XII - Diffraction of light by ultrasonic waves

Summary

IN Chapters I and II it was shown that the propagation of electromagnetic waves may be studied either by using Maxwell's equations, supplemented by the material equations, or by means of certain integral equations which utilize the polarization properties of the medium. In particular, either of these methods may also be applied to the study of the propagation of light through a medium whose density depends on space coordinates and on time. Though the former method has been used extensively in the past, the latter has only more recently been applied to such studies. In this chapter we shall apply the integral equation method to the problem of diffraction of light by a transparent homogeneous medium, disturbed by the passage of ultrasonic waves. It will be useful, however, to give first a qualitative description of this diffraction phenomenon and a brief summary of the theoretical work on this problem based on Maxwell's differential equations.

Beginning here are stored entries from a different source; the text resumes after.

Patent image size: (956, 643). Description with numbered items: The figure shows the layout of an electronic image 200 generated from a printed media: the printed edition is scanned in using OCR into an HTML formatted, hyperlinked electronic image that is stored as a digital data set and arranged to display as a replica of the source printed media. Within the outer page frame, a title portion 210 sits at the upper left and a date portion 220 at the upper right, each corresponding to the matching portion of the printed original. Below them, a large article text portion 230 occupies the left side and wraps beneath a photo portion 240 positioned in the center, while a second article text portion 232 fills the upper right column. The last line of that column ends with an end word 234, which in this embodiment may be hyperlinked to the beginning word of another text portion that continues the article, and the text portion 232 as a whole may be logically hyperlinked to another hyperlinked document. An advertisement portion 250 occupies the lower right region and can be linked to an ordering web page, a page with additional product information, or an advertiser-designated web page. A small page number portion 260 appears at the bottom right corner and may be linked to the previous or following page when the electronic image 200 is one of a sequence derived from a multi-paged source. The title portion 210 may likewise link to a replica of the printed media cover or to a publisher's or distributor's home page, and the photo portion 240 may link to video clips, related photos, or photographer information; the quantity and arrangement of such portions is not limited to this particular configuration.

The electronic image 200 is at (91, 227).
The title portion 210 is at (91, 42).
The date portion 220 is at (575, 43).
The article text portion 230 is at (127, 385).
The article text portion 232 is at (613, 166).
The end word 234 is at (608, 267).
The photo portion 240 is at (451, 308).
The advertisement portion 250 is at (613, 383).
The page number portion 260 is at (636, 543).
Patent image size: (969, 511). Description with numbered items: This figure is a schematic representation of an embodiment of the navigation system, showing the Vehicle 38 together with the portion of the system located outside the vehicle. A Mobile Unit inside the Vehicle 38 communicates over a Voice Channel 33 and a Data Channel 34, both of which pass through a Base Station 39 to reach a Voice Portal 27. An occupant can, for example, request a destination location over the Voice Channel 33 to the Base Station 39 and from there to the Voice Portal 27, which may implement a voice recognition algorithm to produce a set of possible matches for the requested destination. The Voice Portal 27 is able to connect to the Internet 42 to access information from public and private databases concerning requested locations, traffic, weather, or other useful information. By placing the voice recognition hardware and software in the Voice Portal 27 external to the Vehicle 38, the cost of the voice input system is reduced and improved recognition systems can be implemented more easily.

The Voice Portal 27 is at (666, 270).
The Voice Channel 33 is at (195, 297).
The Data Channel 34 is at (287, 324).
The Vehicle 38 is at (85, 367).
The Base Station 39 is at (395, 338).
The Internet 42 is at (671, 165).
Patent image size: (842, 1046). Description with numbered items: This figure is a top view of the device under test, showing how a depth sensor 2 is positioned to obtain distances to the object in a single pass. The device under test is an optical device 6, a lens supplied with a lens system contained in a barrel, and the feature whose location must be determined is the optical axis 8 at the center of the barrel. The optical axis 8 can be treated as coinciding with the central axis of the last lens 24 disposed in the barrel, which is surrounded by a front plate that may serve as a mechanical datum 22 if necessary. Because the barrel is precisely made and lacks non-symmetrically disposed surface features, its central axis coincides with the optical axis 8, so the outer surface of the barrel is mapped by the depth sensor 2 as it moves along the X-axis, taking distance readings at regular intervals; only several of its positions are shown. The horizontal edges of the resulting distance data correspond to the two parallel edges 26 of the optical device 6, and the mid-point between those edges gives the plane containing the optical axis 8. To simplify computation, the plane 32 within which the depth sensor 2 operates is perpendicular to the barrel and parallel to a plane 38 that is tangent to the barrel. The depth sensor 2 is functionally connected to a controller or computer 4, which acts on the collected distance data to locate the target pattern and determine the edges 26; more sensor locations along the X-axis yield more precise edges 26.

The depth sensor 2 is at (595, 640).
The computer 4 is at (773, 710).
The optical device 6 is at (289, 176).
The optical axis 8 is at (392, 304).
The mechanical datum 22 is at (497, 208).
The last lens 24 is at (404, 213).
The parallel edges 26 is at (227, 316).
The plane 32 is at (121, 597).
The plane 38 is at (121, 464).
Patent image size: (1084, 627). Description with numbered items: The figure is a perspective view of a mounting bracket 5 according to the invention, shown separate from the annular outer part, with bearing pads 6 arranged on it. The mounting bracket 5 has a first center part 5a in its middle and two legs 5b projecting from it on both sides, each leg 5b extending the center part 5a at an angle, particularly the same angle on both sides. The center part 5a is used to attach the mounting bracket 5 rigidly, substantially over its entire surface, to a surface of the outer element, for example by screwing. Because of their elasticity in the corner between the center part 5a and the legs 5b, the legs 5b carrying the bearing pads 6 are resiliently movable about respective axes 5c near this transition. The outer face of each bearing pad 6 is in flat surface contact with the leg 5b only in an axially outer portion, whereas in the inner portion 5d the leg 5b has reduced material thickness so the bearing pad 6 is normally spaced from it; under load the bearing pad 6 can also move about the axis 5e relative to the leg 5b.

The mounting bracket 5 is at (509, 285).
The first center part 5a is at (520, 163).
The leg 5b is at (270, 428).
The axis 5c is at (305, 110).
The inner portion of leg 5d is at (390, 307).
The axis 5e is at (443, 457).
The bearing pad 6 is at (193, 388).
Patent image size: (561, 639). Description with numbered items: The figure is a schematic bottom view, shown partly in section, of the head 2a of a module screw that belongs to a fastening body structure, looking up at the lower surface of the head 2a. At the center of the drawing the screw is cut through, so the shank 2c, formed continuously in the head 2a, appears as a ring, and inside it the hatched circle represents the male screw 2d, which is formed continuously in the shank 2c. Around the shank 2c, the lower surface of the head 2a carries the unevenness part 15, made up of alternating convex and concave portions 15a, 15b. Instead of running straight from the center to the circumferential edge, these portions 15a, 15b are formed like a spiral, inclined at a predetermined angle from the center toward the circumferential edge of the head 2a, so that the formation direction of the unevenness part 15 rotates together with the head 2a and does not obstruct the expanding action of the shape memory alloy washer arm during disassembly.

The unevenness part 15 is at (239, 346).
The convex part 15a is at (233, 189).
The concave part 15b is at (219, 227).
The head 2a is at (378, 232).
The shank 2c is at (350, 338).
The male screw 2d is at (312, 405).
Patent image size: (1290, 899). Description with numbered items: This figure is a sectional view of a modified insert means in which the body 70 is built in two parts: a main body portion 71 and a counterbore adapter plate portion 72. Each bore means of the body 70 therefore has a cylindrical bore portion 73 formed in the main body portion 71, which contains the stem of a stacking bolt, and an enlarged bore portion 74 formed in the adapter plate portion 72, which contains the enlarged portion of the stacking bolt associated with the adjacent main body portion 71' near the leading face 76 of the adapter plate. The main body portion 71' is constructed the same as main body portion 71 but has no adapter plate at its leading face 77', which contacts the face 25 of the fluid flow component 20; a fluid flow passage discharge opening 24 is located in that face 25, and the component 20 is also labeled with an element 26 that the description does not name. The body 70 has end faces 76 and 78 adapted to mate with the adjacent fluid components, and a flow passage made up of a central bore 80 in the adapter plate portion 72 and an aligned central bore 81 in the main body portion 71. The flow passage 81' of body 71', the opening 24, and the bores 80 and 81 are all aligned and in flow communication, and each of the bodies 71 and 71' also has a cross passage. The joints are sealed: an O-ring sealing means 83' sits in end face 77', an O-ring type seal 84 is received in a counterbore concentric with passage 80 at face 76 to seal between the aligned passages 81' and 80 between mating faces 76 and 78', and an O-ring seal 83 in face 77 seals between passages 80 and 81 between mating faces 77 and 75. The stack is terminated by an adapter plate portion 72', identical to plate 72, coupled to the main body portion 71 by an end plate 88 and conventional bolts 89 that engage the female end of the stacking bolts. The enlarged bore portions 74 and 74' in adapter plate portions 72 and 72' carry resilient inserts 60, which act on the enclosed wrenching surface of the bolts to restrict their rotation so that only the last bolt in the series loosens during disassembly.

Qualitative description of the phenomenon and summary of theories based on Maxwell's differential equations

Qualitative description of the phenomenon

Ultrasonic waves are sound waves whose frequencies are higher than those of waves normally audible to the human ear. The angular frequencies of the ultrasonic waves produced in laboratories lie from about 10⁵ s^-1 to about 3 X 10⁹ s^-1, the former value representing the limit of audibility of the human ear. The corresponding range of wavelengths A of course depends on the velocity v of these waves in the medium in which they travel.